We do agree that those who study using this book do develop a common language but is it the right language?

The Language – Setting the Scene

All over the guide, and in the names of the processes, process groups, knowledge area there are contradictions that most people either do not realize, or they do not talk about, or they just do not understand it.

OK examples please?

Sure!

What is the initiating process group? What is its purpose? Why do we use it?

Same for planning process group?

Same for all other process groups?

Think about it before you read further!

….

….

….

….

Done thinking?

I am sure that many readers will come up with various answers but would you agree that these process groups, initiating for example, is about initiating the project?

How about initiating the project or phase? Do you agree, if yes – read on … if not please refer to the guide to read the definitions.

In other words, initiating is about initiating the project or phase, planning is about the project or phase, executing is about the project or phase and so on.

What does that mean?

It means the process groups repeat in every phase.

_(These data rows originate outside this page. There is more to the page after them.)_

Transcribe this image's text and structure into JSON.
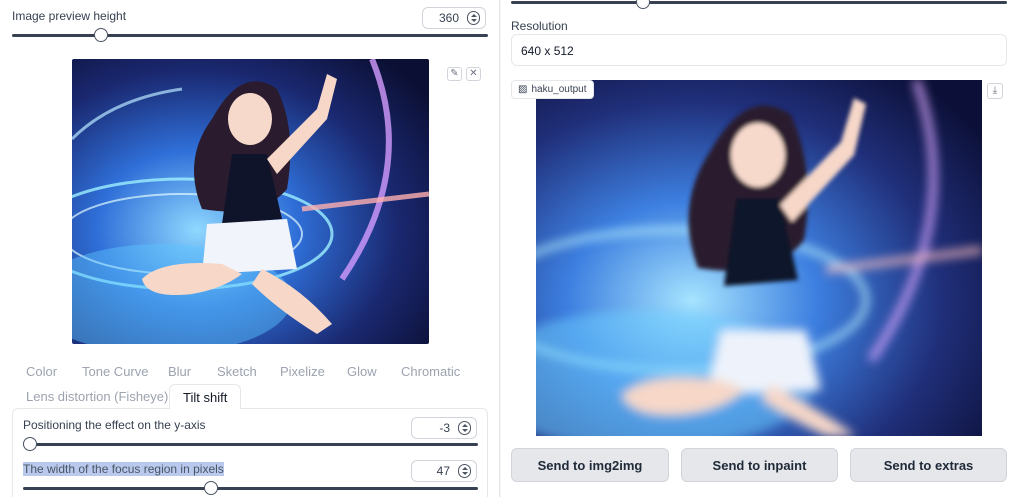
{
  "left": {
    "preview_height_label": "Image preview height",
    "preview_height_value": "360",
    "preview_height_fraction": 0.2,
    "tabs": [
      {
        "label": "Color"
      },
      {
        "label": "Tone Curve"
      },
      {
        "label": "Blur"
      },
      {
        "label": "Sketch"
      },
      {
        "label": "Pixelize"
      },
      {
        "label": "Glow"
      },
      {
        "label": "Chromatic"
      },
      {
        "label": "Lens distortion (Fisheye)"
      },
      {
        "label": "Tilt shift"
      }
    ],
    "active_tab": "Tilt shift",
    "tilt": {
      "y_label": "Positioning the effect on the y-axis",
      "y_value": "-3",
      "y_fraction": 0.02,
      "width_label": "The width of the focus region in pixels",
      "width_value": "47",
      "width_fraction": 0.4
    },
    "edit_icon": "pencil-icon",
    "close_icon": "close-icon"
  },
  "right": {
    "resolution_label": "Resolution",
    "resolution_value": "640 x 512",
    "output_label": "haku_output",
    "download_icon": "download-icon",
    "buttons": {
      "img2img": "Send to img2img",
      "inpaint": "Send to inpaint",
      "extras": "Send to extras"
    }
  },
  "colors": {
    "accent": "#374151",
    "highlight": "#b9c9ee"
  }
}
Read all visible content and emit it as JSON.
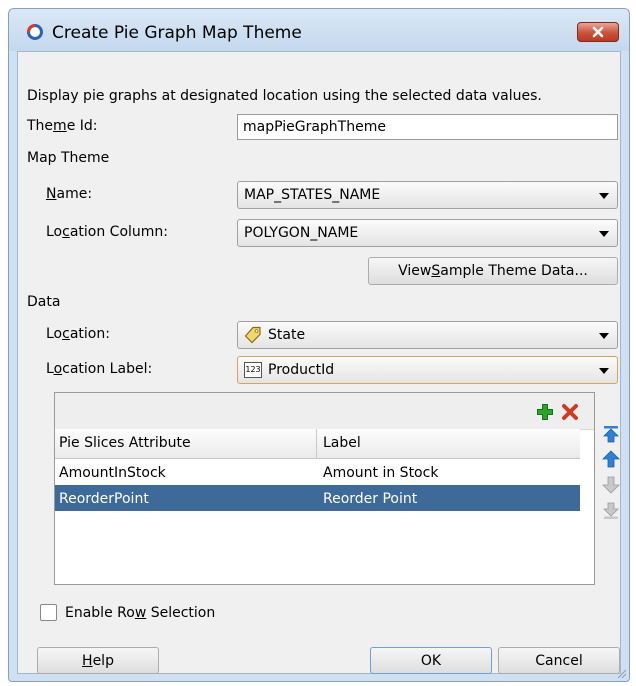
{
  "dialog": {
    "title": "Create Pie Graph Map Theme",
    "description": "Display pie graphs at designated location using the selected data values."
  },
  "theme_id": {
    "label_pre": "The",
    "label_u": "m",
    "label_post": "e Id:",
    "value": "mapPieGraphTheme"
  },
  "map_theme": {
    "section": "Map Theme",
    "name_label_u": "N",
    "name_label_post": "ame:",
    "name_value": "MAP_STATES_NAME",
    "location_column_label_pre": "Lo",
    "location_column_label_u": "c",
    "location_column_label_post": "ation Column:",
    "location_column_value": "POLYGON_NAME",
    "view_sample_pre": "View ",
    "view_sample_u": "S",
    "view_sample_post": "ample Theme Data..."
  },
  "data": {
    "section": "Data",
    "location_label_pre": "Lo",
    "location_label_u": "c",
    "location_label_post": "ation:",
    "location_value": "State",
    "location_icon": "tag-icon",
    "location_label_label_pre": "L",
    "location_label_label_u": "o",
    "location_label_label_post": "cation Label:",
    "location_label_value": "ProductId",
    "location_label_icon": "number-type-icon",
    "number_badge": "123"
  },
  "table": {
    "columns": [
      "Pie Slices Attribute",
      "Label"
    ],
    "rows": [
      {
        "attribute": "AmountInStock",
        "label": "Amount in Stock"
      },
      {
        "attribute": "ReorderPoint",
        "label": "Reorder Point"
      }
    ],
    "selected_row": 1,
    "toolbar_icons": [
      "add-icon",
      "delete-icon"
    ],
    "side_icons": [
      "move-top-icon",
      "move-up-icon",
      "move-down-icon",
      "move-bottom-icon"
    ]
  },
  "enable_row_selection": {
    "label_pre": "Enable Ro",
    "label_u": "w",
    "label_post": " Selection",
    "checked": false
  },
  "buttons": {
    "help_u": "H",
    "help_post": "elp",
    "ok": "OK",
    "cancel": "Cancel"
  },
  "colors": {
    "selection": "#3e6a9a",
    "add": "#2aa52a",
    "delete": "#d03b1f",
    "arrow_blue": "#2f80d8",
    "close": "#c9533a"
  }
}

That means there is no 47 processes for the project; these 47 processes are for the project or phase. Which means, if you have 3 phases on your project, those 47 processes (or at least most of them) repeat THREE TIMES! Four phases, the repeat 4 times … and so on.

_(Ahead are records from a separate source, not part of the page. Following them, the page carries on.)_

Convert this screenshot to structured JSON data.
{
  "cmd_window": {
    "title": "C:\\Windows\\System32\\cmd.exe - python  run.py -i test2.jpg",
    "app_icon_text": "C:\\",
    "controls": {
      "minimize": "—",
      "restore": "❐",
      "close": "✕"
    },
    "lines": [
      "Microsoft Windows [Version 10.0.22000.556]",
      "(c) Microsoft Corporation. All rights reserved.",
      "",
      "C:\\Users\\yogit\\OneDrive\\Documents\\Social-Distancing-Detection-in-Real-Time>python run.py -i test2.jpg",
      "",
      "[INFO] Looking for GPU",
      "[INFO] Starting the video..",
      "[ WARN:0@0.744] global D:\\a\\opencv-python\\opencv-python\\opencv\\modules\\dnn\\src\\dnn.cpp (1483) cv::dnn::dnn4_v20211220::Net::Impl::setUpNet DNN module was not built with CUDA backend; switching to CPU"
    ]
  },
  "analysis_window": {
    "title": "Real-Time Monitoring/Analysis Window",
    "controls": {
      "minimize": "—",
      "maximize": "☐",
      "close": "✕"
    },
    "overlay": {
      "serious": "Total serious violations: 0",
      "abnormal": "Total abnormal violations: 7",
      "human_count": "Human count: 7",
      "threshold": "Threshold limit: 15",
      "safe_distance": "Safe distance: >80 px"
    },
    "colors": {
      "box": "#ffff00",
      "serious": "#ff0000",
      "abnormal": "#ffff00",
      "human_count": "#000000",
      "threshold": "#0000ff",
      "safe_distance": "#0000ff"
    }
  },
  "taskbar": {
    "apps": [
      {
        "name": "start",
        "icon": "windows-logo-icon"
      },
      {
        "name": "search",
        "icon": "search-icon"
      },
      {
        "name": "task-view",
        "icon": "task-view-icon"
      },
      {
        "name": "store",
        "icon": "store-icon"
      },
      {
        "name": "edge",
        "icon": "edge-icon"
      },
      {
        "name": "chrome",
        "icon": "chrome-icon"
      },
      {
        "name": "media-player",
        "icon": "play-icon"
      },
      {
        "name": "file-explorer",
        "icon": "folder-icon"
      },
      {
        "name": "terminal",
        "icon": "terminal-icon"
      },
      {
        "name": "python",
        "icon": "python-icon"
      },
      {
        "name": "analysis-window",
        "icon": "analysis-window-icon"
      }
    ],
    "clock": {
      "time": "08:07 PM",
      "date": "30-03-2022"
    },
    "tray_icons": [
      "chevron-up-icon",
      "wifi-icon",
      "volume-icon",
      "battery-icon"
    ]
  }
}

Again ———– pause here. If you do not agree with the above; please go back to the guide and read the first three chapters.

Project Life Cycle - Phases - Process Groups - Knowledge Areas

Project Life Cycle – Phases – Process Groups – Knowledge Areas

The Contradictions

We are assuming that you either agreed with the above, or at least went back to the guide to confirm that we are not making this up.

OK … noted … move on!

The contradiction is between the purpose of these process groups and their processes on one side … and their names on the other.

Let us take Develop Project Charter … if you read this name and you did not pay attention to what we listed above … what would you think the charter is for?

Is it for the project?

Most will say absolutely!

Is it possible that it is also for the phase?

Meaning – if you have 4 phases you will have 4 charters?

Thinking

You should have said yes – every phase has a charter. For sure we will not call it Project Charter, we might not even call it a Charter but it is there. Remember – the definition is “the charter is the document that authorize a project or a phase” so the purpose of the charter is to authorize. Whether you are authorizing a project or a phase does not matter. You may call this stage charter, phase charter, phase authorization, stage initiation … or GO decision.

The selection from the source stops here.